Making connectivity available in the least developed countries of the world is one of the main challenges we face to bridge the digital divide. The fight to reduce it is still going on; research and novel solutions keep being developed.



We learn from the World Economic Forum article “Airships could boost internet coverage” that blockchain-based telecommunications company World Mobile is partnering with balloon manufacturer Altaeros to assess a new technology, through which low-altitude airships provide basic internet coverage to those communities currently lacking it, especially to those living in low- and middle-income countries. If successful, the balloons could be rolled out across Tanzania and twelve other countries in sub-Saharan Africa. The blimps will be supported by ground networks and internet coverage will reach thirteen countries in Africa. Hopefully, this system will represent one crucial step towards closing the digital divide and might pave the way to provide internet to other African countries.

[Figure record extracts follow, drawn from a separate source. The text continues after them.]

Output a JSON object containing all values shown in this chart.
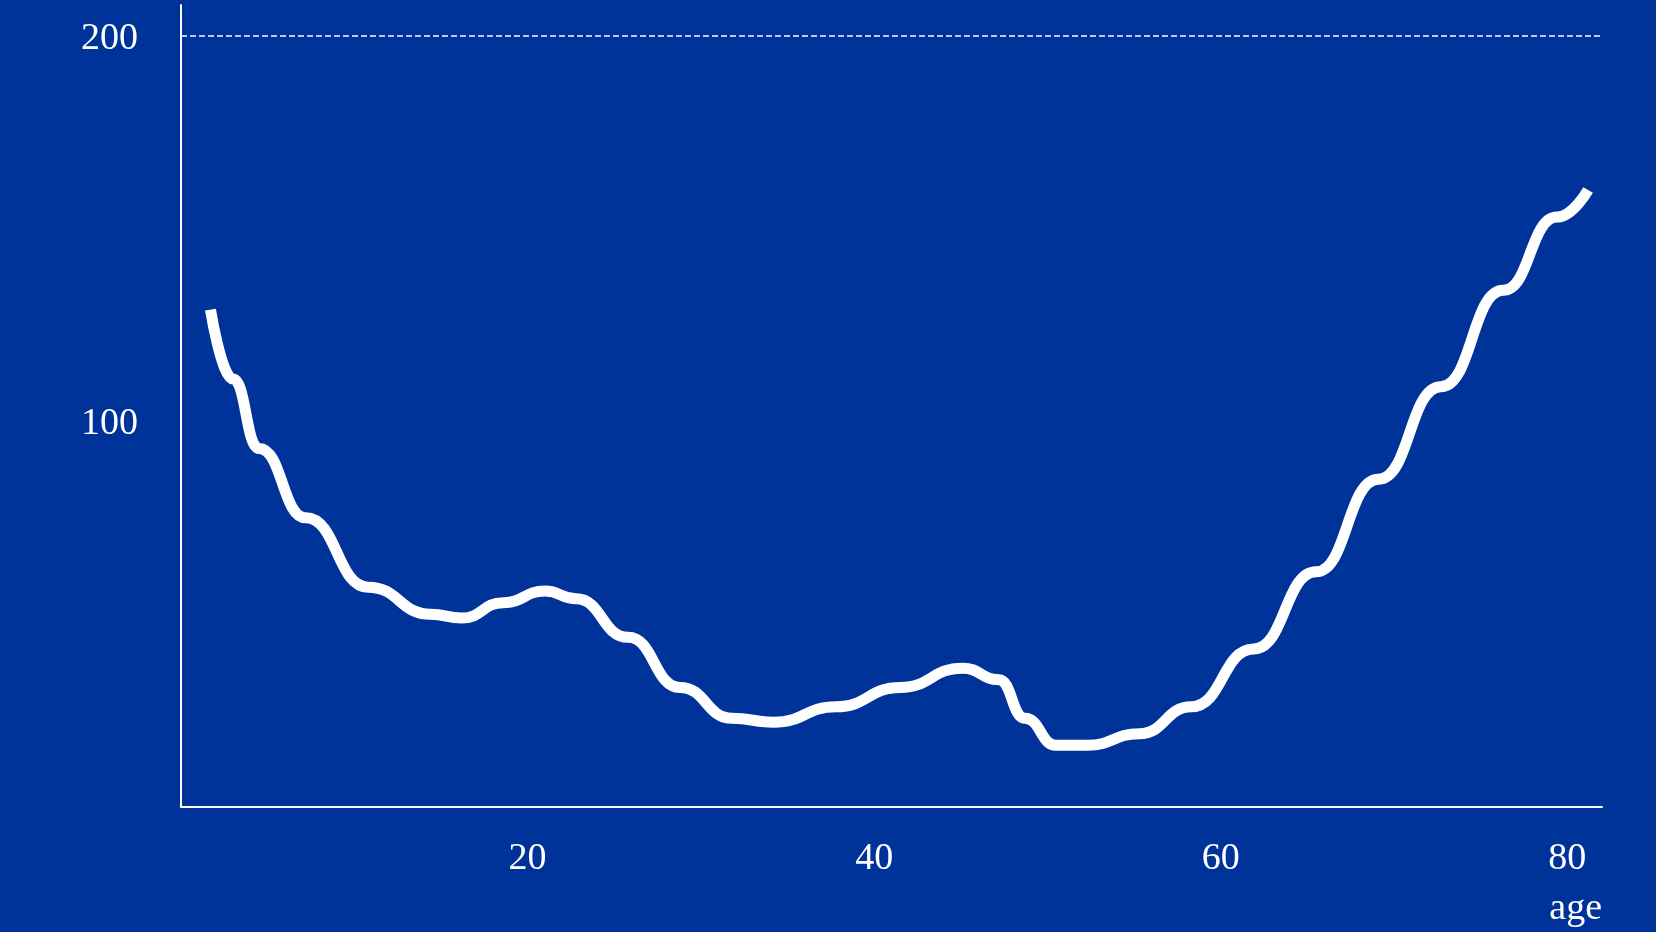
{
  "chart_data": {
    "type": "line",
    "xlabel": "age",
    "xlim": [
      0,
      82
    ],
    "xticks": [
      20,
      40,
      60,
      80
    ],
    "ylim": [
      0,
      208
    ],
    "yticks": [
      100,
      200
    ],
    "marker": "none",
    "line_style": "solid",
    "series": [
      {
        "color": "#ffffff",
        "x": [
          1.7,
          3.0,
          4.5,
          7.2,
          10.8,
          14.4,
          16.2,
          18.6,
          21.0,
          22.8,
          25.8,
          28.8,
          31.8,
          34.2,
          37.8,
          41.5,
          45.1,
          47.2,
          48.7,
          50.5,
          52.3,
          55.3,
          58.3,
          61.9,
          65.5,
          69.1,
          72.7,
          76.3,
          79.4,
          81.2
        ],
        "values": [
          129,
          111,
          93,
          75,
          57,
          50,
          49,
          53,
          56,
          54,
          44,
          31,
          23,
          22,
          26,
          31,
          36,
          33,
          23,
          16,
          16,
          19,
          26,
          41,
          61,
          85,
          109,
          134,
          153,
          160
        ]
      }
    ],
    "ref_lines": [
      {
        "axis": "y",
        "value": 200,
        "color": "#ffffff",
        "line_style": "dashed"
      }
    ]
  }
}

Only 10% of households in low-income African countries can be identified as fixed broadband subscribers, whereas other middle-income and high-income countries range between 70 and 90 per cent. It can be questioned how the blimps can remain for a long time in the sky. Over time they will need to refuel, although a blimp can stay aloft for nearly 2 weeks; when it needs refuelling, the users could rely on further airships to stay connected during downtime.

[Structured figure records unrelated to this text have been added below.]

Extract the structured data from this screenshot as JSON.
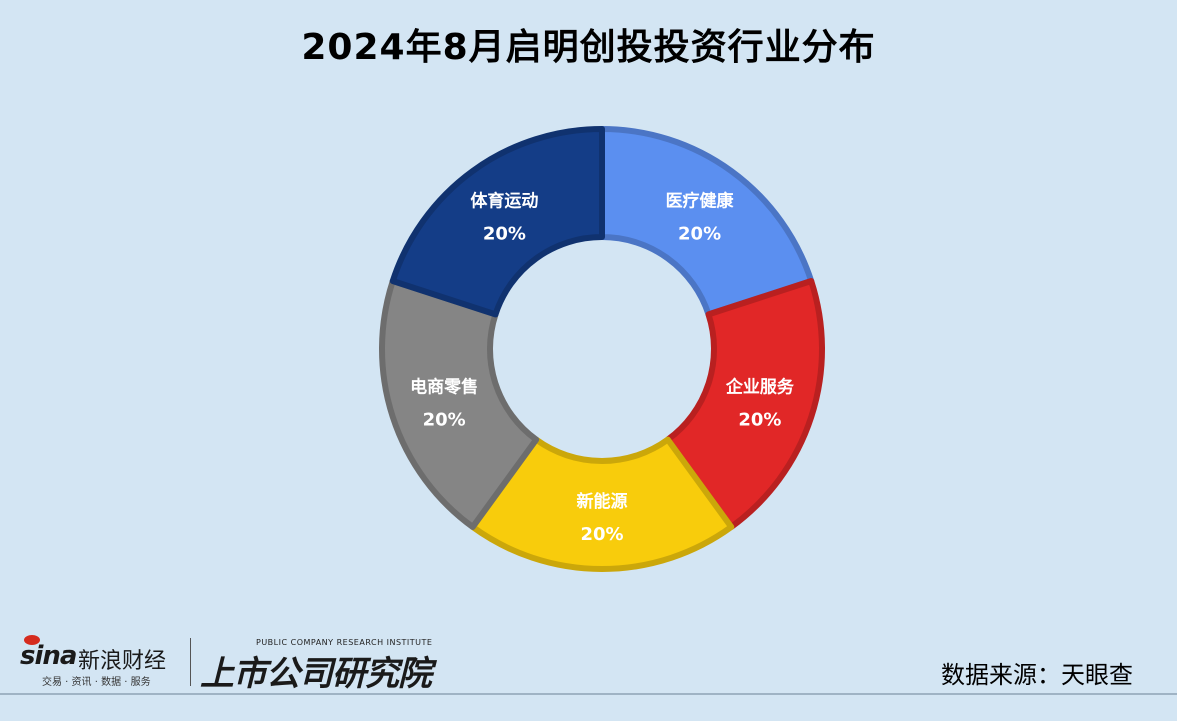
{
  "title": "2024年8月启明创投投资行业分布",
  "chart_data": {
    "type": "pie",
    "title": "2024年8月启明创投投资行业分布",
    "slices": [
      {
        "label": "医疗健康",
        "value": 20,
        "display": "20%",
        "color": "#5b8ff0"
      },
      {
        "label": "企业服务",
        "value": 20,
        "display": "20%",
        "color": "#e12727"
      },
      {
        "label": "新能源",
        "value": 20,
        "display": "20%",
        "color": "#f8cc0c"
      },
      {
        "label": "电商零售",
        "value": 20,
        "display": "20%",
        "color": "#858585"
      },
      {
        "label": "体育运动",
        "value": 20,
        "display": "20%",
        "color": "#143d87"
      }
    ]
  },
  "footer": {
    "sina_mark": "sina",
    "sina_name": "新浪财经",
    "sina_tagline": "交易 · 资讯 · 数据 · 服务",
    "research_en": "PUBLIC COMPANY RESEARCH INSTITUTE",
    "research_cn": "上市公司研究院",
    "source": "数据来源：天眼查"
  }
}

A recent World Bank Survey in more than twenty low-middle income countries in Africa, Asia and Latin America shows that near 70% of the population in those regions do not understand, or do not know how to use the internet. This skills gap proves to be a disadvantage especially to those who own small and medium businesses.


The blimps and the subsequent internet availability will serve to encourage previously unconnected people to learn and acquire more skills. Access to the internet means access to information, education, training, networking, and other resources that could help create a brighter future for families, learners, farmers, business owners and anyone interested in widening their digital skills and opportunities.


Farmer Charlie shares the aim to offer internet access to remote areas, particularly those inhabited by smallholder farmers, and to give them opportunities to gain experience and skills with and within their community. Farmer Charlie primarily offers connectivity to help them improve their agricultural and business activities, so that they could be aware of the right time to water their crops, to fertilise them or to monitor any disease by receiving weather and agronomic data. However, internet will be also an asset to exchange information amongst peers, give and receive advice, and create a stronger local farming community, which could empower the small farmers to manage their business better, from growing and harvesting their crops to pricing and selling them, to limiting waste, and processing agricultural produce. Farmer Charlie is eager to play its part in bridging the digital divide and we are looking at the best ways to do it through cost-effective, time-efficient, and adaptable means.